To me this is tyhe same thing, the PC from which you RDP into the
guests must be able to reach them and so the virtual network cannot be
completely isolated from the outside network where your own PC
resides.
> You could certainly use VPN to connect to the private LAN behind the NAT
>router if you wanted that option. A virtual network is really no different
>from a physical one. The networking software doesn't even know which it is
>running on. One of the first virtual networks I set up was to emulate a
>site-to-site VPN link. It connected two sites running under VPC on two
>workstations. Each site had a client machine and a RRAS router.

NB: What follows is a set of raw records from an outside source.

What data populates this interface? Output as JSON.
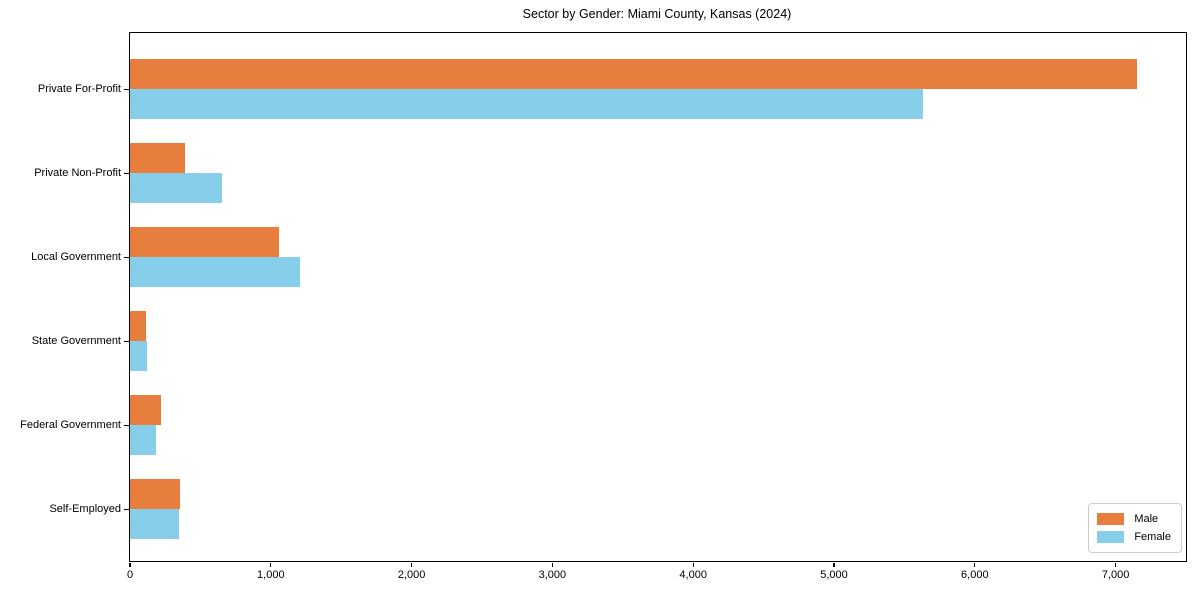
{
  "title": "Sector by Gender: Miami County, Kansas (2024)",
  "chart_data": {
    "type": "bar",
    "orientation": "horizontal",
    "title": "Sector by Gender: Miami County, Kansas (2024)",
    "categories": [
      "Private For-Profit",
      "Private Non-Profit",
      "Local Government",
      "State Government",
      "Federal Government",
      "Self-Employed"
    ],
    "series": [
      {
        "name": "Male",
        "color": "#e87e3e",
        "values": [
          7150,
          390,
          1060,
          115,
          220,
          355
        ]
      },
      {
        "name": "Female",
        "color": "#87ceeb",
        "values": [
          5630,
          650,
          1210,
          120,
          185,
          350
        ]
      }
    ],
    "xlabel": "",
    "ylabel": "",
    "xlim": [
      0,
      7500
    ],
    "xticks": [
      0,
      1000,
      2000,
      3000,
      4000,
      5000,
      6000,
      7000
    ],
    "xtick_labels": [
      "0",
      "1,000",
      "2,000",
      "3,000",
      "4,000",
      "5,000",
      "6,000",
      "7,000"
    ],
    "grid": false,
    "legend_position": "lower right"
  },
  "legend": {
    "items": [
      {
        "label": "Male",
        "color": "#e87e3e"
      },
      {
        "label": "Female",
        "color": "#87ceeb"
      }
    ]
  }
}
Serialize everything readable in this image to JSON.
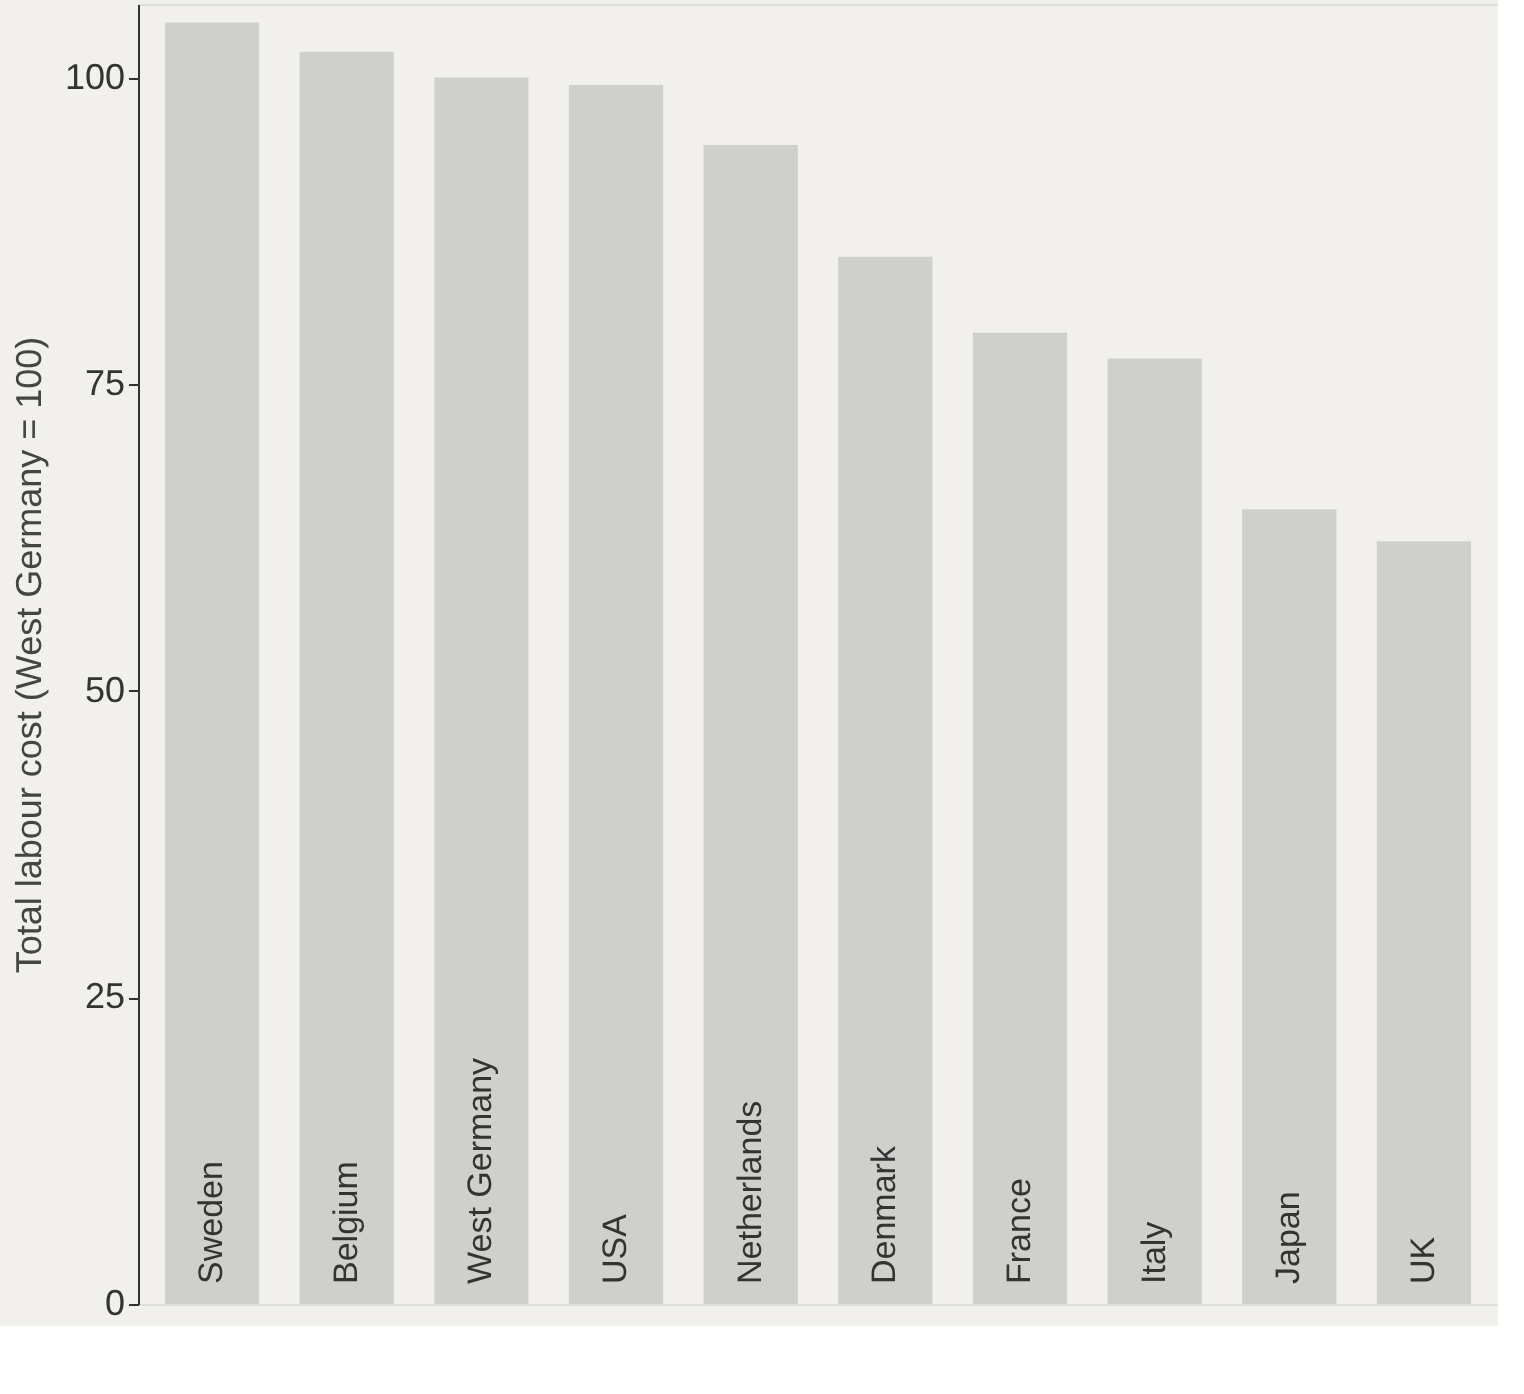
{
  "chart_data": {
    "type": "bar",
    "ylabel": "Total labour cost (West Germany = 100)",
    "categories": [
      "Sweden",
      "Belgium",
      "West Germany",
      "USA",
      "Netherlands",
      "Denmark",
      "France",
      "Italy",
      "Japan",
      "UK"
    ],
    "values": [
      104.5,
      102.1,
      100,
      99.4,
      94.5,
      85.4,
      79.2,
      77.1,
      64.8,
      62.2
    ],
    "colors": [
      "#cfcfcc",
      "#cfcfcc",
      "#cfcfcc",
      "#cfcfcc",
      "#cfcfcc",
      "#cfcfcc",
      "#cfcfcc",
      "#cfcfcc",
      "#cfcfcc",
      "#cfcfcc"
    ],
    "ylim": [
      0,
      106
    ],
    "yticks": [
      0,
      25,
      50,
      75,
      100
    ],
    "grid": false
  }
}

My point for asking is that the OP wanted to RDP into the guests and
if the guests were on private network that network must be accessible
from outside. This could be done with RRAS on a single guest with two
NIC:s, one in the private network and the other on the outside
network. RRAS because it must be capable of establishing a VPN tunnel
since the connection is from outside. NAT won't do, but is enough for
the VM:s to reach the Internet.
I guess that one could also skip the VPN step and just set up a simple
routing scheme, but then I think the guest running RRAS must be set as
the default gateway on the "outside" PC:s, which probably is not very
good....
I have been running a VS2005 guest with Win2003 as a RRAS router since
about 2 years in order to handle my own VPN access from the Internet
into my home LAN via the ADSL router. Before that I hade a physical
Win2000 server doing the same thing for many years.
My VS2005 host is XP-Pro SP2.
The virtualized solution works as good as the physical one except for
recurring problems of getting the guest to start up automatically
after power outages.
Virtualization saves me one PC and therefore also the energy for that.